City Hall Watch: Electric shock
The electric price surge observed for the past few months could give Calgarians insight into the cost of inaction on climate issues.
On February 9th, 2022, the administration presented its Industry Update on Electricity, Natural Gas, and Telecommunications to the City Council. One of the items covered is the evolution of the price of electricity provided by ENMAX. According to the report, its current level, 15.88 cents per kilowatt-hour (¢/kWh) is the highest price ever recorded since the Regulated Rate Option (RRO) was restructured by the provincial government in 2006. Compared to the price in the beginning of the pandemic (6.57 ¢/kWh in March 2020), this represents an increase of more than 140%. The RRO is a baseline price for gas and electricity for regulated retailers (ENMAX for Calgary). It is set by the Alberta Utilities Commission, an agency independent from the government, which adjusts it on a monthly basis.
[Image source: Industry Update on Electricity, Natural Gas, and Telecommunications, 2022]
The report mentions several reasons that could explain this surge: increased demand, generator outages (many overlapping as coal-fired units are being converted to using natural gas as its fuel source), a more aggressive price for carbon, firmer natural gas price, higher generator offer prices and extreme weather (polar vortex, prolonged heat wave in the summer and unseasonable cold in Alberta in December). Some of the elements in this list should raise our attention if we want to ensure that the transition to a decarbonised economy is done as smoothly as possible.
First, the demand for electricity is not likely to decrease within the next few decades, as the cheapest and most efficient pathway to a low-carbon economy is currently the electrification in the industrial, residential, and commercial sectors, also known as “electrify everything”. It consists of repowering fossil fuel powered activities (such as driving or home heating) with electricity while at the same time transitioning to 100% carbon free electricity. Currently, projections show an increase in electricity demand in Canada by 44% between 2021 and 2050, with half of this increase due to electrification. If we want to reach this target, we have to try to tackle it as early as possible as unpredictable events can severely affect the transition speed.
The influence of unpredictable events is well illustrated by the second item on the list: the outages overlapping with conversion of generator from coal to natural gas as their power source. In 2020, it was announced that the last coal-fired power plant in Alberta would be converted to natural gas by 2023. In fact, according to the Alberta Electric System Operator’s real time reporting, only one coal plant (with three generators) is remaining and will be off coal in 2023. This is ahead of the original target set to 2030, and while natural gas is still a carbon-intensive power source, it is still a progress as natural gas is more efficient and creates less GHG emissions than coal. However, clean technologies, like many other sectors, are facing supply chain issues which drive prices up and affect current projects schedules. As we realise how unprepared the world was for a global event such as a pandemic, this example shows that if Calgary wants to succeed in its transition to a low-carbon economy, it must address it quickly and be prepared with alternative solutions to reach its GHG reduction objectives without causing severe price surges.
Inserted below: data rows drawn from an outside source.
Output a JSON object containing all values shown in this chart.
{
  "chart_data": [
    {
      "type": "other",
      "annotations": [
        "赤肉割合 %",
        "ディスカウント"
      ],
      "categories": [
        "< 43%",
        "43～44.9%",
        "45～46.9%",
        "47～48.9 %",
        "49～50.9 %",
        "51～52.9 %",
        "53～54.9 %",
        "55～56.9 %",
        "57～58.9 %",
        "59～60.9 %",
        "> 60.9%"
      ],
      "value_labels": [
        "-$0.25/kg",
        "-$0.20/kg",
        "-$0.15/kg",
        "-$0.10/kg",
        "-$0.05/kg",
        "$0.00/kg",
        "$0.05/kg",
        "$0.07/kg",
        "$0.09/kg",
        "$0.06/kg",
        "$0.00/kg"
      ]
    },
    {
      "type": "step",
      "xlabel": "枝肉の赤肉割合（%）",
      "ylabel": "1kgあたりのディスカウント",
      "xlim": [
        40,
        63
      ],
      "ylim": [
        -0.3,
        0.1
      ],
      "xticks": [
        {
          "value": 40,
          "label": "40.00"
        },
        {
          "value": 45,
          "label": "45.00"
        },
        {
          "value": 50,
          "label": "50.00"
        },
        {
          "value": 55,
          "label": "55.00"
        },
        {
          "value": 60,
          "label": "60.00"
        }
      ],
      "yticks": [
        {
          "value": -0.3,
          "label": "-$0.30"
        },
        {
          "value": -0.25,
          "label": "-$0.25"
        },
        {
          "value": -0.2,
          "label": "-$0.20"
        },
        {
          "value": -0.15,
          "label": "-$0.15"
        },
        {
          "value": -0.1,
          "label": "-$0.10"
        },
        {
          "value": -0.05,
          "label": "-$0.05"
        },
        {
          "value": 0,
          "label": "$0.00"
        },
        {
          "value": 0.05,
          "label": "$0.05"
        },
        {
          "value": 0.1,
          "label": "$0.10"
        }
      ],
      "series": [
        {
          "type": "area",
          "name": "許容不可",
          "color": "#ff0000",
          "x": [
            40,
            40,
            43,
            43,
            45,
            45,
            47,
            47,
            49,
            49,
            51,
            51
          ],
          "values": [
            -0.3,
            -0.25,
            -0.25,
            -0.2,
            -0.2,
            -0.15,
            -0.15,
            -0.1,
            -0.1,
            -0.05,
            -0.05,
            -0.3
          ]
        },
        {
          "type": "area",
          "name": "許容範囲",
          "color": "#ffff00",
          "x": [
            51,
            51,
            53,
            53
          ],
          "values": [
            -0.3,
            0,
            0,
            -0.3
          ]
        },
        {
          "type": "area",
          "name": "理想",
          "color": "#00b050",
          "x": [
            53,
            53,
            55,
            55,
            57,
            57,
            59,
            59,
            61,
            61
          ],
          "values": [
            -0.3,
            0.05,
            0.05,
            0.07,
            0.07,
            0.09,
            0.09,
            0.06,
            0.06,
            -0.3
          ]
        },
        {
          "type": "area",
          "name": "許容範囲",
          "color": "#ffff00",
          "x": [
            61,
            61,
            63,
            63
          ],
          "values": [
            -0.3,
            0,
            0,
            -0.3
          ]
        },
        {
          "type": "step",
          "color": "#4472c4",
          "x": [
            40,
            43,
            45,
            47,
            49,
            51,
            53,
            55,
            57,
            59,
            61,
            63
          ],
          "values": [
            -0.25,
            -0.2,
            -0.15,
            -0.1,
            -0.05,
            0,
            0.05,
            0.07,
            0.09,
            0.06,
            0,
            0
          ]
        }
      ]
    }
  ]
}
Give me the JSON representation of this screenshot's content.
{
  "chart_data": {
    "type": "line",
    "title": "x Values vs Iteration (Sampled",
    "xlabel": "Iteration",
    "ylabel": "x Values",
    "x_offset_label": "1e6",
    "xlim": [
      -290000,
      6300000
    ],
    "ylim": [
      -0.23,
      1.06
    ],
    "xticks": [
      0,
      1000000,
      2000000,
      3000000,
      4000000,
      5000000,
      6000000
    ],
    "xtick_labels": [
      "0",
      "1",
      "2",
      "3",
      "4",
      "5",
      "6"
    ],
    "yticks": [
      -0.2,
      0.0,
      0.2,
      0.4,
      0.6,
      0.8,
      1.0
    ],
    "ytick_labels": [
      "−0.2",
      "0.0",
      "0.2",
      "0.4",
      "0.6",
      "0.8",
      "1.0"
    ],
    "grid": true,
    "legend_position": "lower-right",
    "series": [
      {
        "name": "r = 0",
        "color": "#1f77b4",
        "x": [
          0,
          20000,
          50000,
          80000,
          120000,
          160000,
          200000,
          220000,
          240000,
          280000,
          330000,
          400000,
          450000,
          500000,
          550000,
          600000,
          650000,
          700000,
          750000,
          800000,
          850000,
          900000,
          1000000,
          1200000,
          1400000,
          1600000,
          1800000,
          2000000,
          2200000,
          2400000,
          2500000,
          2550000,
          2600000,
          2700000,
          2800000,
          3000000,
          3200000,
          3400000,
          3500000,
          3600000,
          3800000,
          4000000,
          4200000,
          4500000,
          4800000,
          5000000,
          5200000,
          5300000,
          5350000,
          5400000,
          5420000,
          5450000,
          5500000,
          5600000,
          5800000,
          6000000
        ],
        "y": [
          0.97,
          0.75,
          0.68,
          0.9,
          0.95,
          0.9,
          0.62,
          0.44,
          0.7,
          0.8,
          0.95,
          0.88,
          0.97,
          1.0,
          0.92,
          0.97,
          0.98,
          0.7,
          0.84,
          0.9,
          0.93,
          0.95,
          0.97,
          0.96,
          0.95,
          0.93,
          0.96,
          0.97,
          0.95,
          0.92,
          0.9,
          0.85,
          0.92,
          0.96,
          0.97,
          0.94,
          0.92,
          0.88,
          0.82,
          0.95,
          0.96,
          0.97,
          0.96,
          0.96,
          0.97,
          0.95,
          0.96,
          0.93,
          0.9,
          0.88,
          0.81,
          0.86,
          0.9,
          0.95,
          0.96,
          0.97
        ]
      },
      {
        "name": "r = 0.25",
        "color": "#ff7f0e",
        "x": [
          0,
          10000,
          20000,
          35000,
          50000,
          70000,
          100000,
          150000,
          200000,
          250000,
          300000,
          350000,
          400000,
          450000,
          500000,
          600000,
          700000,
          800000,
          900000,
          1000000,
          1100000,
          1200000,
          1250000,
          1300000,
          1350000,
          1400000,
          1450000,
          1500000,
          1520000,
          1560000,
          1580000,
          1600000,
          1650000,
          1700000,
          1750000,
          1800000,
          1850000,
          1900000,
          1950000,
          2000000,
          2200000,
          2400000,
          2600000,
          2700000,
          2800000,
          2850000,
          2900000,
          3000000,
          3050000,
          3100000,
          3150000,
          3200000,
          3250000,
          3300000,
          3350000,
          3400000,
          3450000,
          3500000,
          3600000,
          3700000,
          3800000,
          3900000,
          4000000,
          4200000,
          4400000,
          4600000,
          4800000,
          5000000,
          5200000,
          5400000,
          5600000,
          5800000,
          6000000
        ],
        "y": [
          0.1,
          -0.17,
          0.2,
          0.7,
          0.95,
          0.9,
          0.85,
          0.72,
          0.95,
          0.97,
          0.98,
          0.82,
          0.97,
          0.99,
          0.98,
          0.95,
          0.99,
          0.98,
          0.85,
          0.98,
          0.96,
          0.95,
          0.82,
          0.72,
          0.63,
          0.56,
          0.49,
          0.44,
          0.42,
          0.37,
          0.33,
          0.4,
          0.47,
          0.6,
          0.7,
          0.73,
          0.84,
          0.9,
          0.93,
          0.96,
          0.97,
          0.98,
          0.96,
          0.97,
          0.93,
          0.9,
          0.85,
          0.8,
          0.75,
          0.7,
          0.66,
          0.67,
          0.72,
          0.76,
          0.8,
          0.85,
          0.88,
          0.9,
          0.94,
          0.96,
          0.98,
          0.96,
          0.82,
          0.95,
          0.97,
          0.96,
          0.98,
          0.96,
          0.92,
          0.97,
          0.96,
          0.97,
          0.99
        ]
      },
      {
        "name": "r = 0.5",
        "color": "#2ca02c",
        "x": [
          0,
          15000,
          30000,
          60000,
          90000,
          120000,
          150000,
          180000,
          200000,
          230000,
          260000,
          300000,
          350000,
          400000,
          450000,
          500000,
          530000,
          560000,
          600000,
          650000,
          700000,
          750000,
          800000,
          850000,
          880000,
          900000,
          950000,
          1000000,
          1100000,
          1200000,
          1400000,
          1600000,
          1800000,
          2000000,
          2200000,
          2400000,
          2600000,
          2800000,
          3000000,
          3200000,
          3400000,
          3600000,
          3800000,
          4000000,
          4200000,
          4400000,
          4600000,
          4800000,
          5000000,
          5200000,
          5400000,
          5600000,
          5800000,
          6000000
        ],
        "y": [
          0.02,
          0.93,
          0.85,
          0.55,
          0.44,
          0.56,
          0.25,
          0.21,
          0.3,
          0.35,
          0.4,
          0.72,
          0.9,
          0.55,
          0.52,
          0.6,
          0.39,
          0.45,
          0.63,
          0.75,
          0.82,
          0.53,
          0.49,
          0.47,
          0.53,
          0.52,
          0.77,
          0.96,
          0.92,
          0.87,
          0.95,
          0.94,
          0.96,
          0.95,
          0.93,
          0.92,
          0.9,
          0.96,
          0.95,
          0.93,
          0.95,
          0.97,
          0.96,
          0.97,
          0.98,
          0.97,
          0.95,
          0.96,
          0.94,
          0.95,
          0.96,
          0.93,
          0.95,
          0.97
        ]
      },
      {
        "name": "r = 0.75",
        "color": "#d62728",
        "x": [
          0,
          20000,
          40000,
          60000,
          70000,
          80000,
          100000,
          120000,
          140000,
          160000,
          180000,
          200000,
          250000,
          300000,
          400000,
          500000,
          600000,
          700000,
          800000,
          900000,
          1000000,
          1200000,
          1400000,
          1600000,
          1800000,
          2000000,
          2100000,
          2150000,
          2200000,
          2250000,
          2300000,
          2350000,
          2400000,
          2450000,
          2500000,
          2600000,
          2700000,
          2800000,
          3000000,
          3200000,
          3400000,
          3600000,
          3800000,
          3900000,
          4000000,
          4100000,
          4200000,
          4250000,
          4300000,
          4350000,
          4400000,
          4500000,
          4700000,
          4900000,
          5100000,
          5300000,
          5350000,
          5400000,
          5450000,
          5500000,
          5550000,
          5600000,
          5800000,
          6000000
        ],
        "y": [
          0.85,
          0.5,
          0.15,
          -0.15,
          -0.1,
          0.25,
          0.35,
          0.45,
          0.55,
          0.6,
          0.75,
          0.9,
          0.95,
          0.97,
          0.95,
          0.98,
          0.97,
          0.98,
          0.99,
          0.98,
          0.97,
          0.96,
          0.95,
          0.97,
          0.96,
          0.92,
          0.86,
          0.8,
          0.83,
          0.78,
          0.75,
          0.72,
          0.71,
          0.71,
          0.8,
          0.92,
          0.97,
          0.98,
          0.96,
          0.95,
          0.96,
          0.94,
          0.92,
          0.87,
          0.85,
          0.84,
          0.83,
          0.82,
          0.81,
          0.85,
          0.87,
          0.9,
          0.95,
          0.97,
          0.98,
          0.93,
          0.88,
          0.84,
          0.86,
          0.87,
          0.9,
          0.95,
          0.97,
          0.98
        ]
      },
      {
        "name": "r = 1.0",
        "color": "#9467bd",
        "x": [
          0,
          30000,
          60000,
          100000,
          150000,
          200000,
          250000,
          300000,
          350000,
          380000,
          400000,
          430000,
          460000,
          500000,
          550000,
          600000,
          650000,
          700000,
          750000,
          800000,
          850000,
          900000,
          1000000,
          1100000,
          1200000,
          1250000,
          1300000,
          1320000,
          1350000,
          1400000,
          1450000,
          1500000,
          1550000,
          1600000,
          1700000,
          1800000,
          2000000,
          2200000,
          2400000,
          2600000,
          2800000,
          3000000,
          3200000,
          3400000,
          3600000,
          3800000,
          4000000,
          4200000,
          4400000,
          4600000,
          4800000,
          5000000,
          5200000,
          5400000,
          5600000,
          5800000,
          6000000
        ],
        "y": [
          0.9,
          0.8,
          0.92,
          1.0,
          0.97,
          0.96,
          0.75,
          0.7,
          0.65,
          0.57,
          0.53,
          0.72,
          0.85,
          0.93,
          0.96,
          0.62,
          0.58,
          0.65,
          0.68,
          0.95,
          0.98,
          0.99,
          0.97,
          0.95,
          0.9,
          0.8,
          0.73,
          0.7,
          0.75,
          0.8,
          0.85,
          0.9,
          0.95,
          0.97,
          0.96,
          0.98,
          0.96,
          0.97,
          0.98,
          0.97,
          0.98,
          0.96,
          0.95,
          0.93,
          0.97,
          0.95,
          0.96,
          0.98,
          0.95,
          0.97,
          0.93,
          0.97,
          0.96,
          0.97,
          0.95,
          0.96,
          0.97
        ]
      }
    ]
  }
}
But even after the conversion, external factors could still affect electricity prices. In this case, it will increase the influence of natural gas prices over electricity rates. It is currently stable as production levels returned to the pre-pandemic situation, but it might become a less attractive solution as carbon price increases, markets transition and geopolitical events disrupt supply chains. As of today, the price is currently set to 50 dollars per tonne of GHG emissions calculated in carbon dioxide equivalent ($/t CO2e), it will reach $170/t CO2e by 2030 and could increase up to $300/t CO2e by 2050. We also have to factor in the cost of carbon capture, which would have to be 100% efficient and ignore the effects of upstream methane emissions to allow those plants to keep working in a decarbonised economy. On the other side, the cost of renewable energy such as solar and wind power, two sources that would be viable in Alberta, keeps decreasing and is currently cheaper than operating existing fossil power plants.
Finally, the end of the provincial electricity price cap back in May 31st, 2021 also played a role in the increase, but this deregulation issue is not linked to GHG emissions.
All the elements listed above concurred to make matters worse: power availability was lower due to the conversion of the plants, the supply chain issues extended the duration of the problem while the outages lowered the power availability even more; and all of this happened in the context of increasing demand for electricity. The report also pointed out the role of extreme climatic events in the increased demand, which we now know are made more serious because of climate change. This, more than any of the other elements listed, shows the importance of starting the transition sooner rather than later. Otherwise, this could lead to a vicious circle of more frequent extreme events that would drive up energy demand, increasing the GHG emissions that would then strengthen the force of those extreme events and so on.
A frequent problem with climate change questions is that it appears as a vague threat that will occur over an entire lifetime. The electricity rate surge is a concrete example and its consequences can be felt immediately. All Calgarians can see how inaction would end up being more costly than investments. And if you are wondering what you could do at your own level, tell yourself that by holding our representatives accountable, we can all ensure that Calgary does its share and keeps its promise to reach a net-zero target by 2050.